Could you describe the process from taking the cows in, milking it, putting it in the barrels - how did all that happen?
“Aye, well, when the milk machine came it wasnae bad, you just… well, when the milk tank came in, that was later right enough. Before then you filled it into a 10 gallon can in the byre, wheeled them through and poured it into the fridge and it…., there was a freezer with water running through inside and running down the outside back into a 10 gallon can, so you've got 10 gallon up the top and you had 10 gallon underneath, you filled it up, took it away and put a new one in and that was it. And it just sat outside and the big lorry come along and picked them up in the morning and that was how it was done, yeah. But there was a lot of work for all these cans, they'd all to be washed when they come back and yeah… that was your sisters' job, they took a Sunday, about a day in the dairy washing, you know, if you had 18 milk cans to wash plus all the dairy equipment as well, yeah”.
And what are your happiest memories, looking back on growing up on Lickprivick Farm?
“Happiest? Och just always the sun, see your job when you think of it as a kid. You always remember sunshine, running about in your bare feet, that sort of thing, yeah. You cannae really remember a wet day. Oh, there was plenty of wet days, but no, you just always… well, you remember the good times obviously and that was it, when the sun was shining, it was as I say, probably running about in your bare feet ?? But as I say with being a family there were always kids to play wi' and you always had company you know. So you were never lonely in that respect yeah”.
What was the worst thing about the work?
“Eh… the worst? Ach, just the fact I think you knew there was so much work to do you were tied to that and you… there was no way out, you know… I would say my father wasnae too fit and I was the oldest so I was getting the heavy end o' the stick. The worst time was the first 2 years after I left school. Yeah, when you were on your own wi' the most o' it to yoursel', yeah”.
Did you envisage ever doing anything else?
“No really.
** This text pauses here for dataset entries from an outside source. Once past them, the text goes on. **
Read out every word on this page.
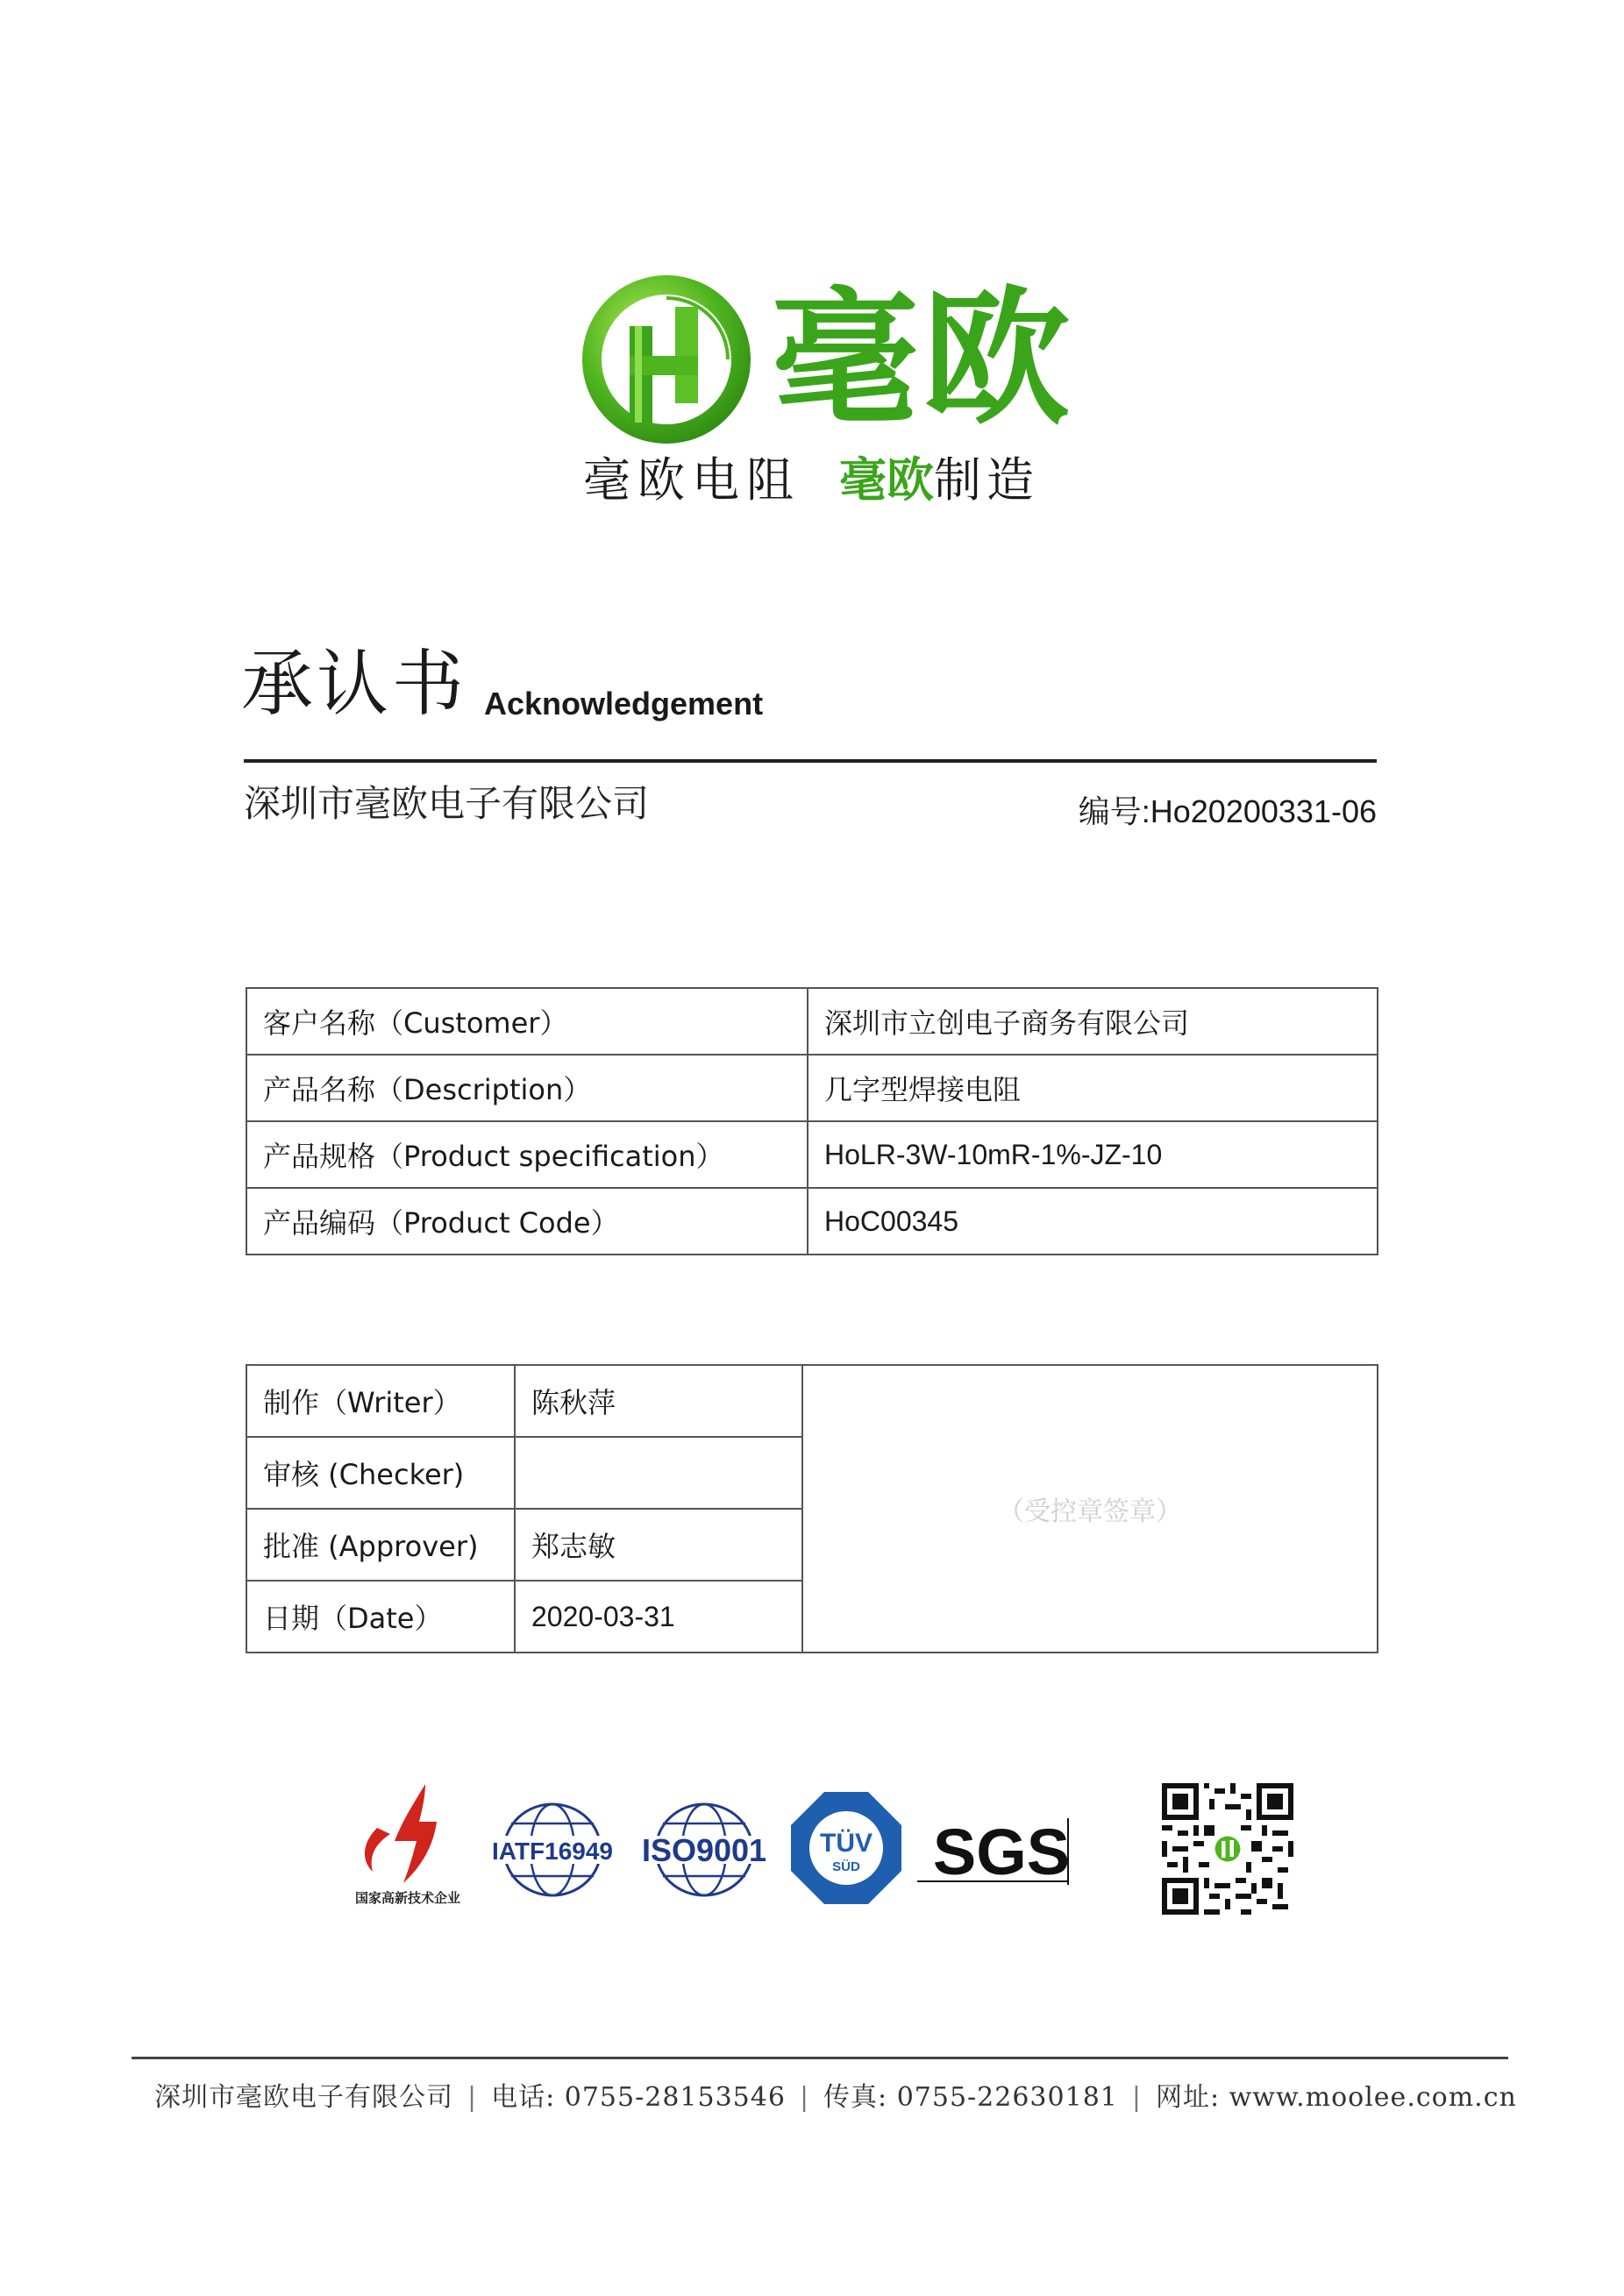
毫欧
毫欧电阻 毫欧制造
承认书 Acknowledgement
深圳市毫欧电子有限公司	编号:Ho20200331-06
客户名称（Customer）	深圳市立创电子商务有限公司
产品名称（Description）	几字型焊接电阻
产品规格（Product specification）	HoLR-3W-10mR-1%-JZ-10
产品编码（Product Code）	HoC00345
制作（Writer）	陈秋萍	（受控章签章）
审核 (Checker)		
批准 (Approver)	郑志敏	
日期（Date）	2020-03-31	
国家高新技术企业
IATF16949 ISO9001 TÜV
SÜD SGS
深圳市毫欧电子有限公司 | 电话: 0755-28153546 | 传真: 0755-22630181 | 网址: www.moolee.com.cn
You didnae know anything else, yeah… as I say, when I left school, aye, always think of go and do something else, but what would I want to do I wouldnae know. No, I'd never, you know, thought, he was expecting you to come home, it was as simple as that. But eh, yeah, once it came time to come home I wasnae looking forward to it. And the first 2 years I say werenae too pleasant, mainly because it was just work, work, work. But then after that things eased and they got better and then 2 years on you were16, by that time you were starting to learn drive and things like that. So yeah. Things got cheerier”.
When you actually got that wee bit older …
“Yeah, well, you didnae, until you could drive, you werenae going away and going on the bike- well, I did bike, I biked up to the bowling hut, used to bike up here twice a week and that was my only hobbies in the early days before we started to drive a car, yeah. And then once you could drive, then you started going to dances and things like that yeah. OK, and we biked down to East Kilbride to where we're gonna learn the dance, went doon to Hamilton to learn to dance, we biked to East Kilbride and the auld chieftain bus down to Hamilton to learn to dance, yeah. Missed the bus home and walked home one night”.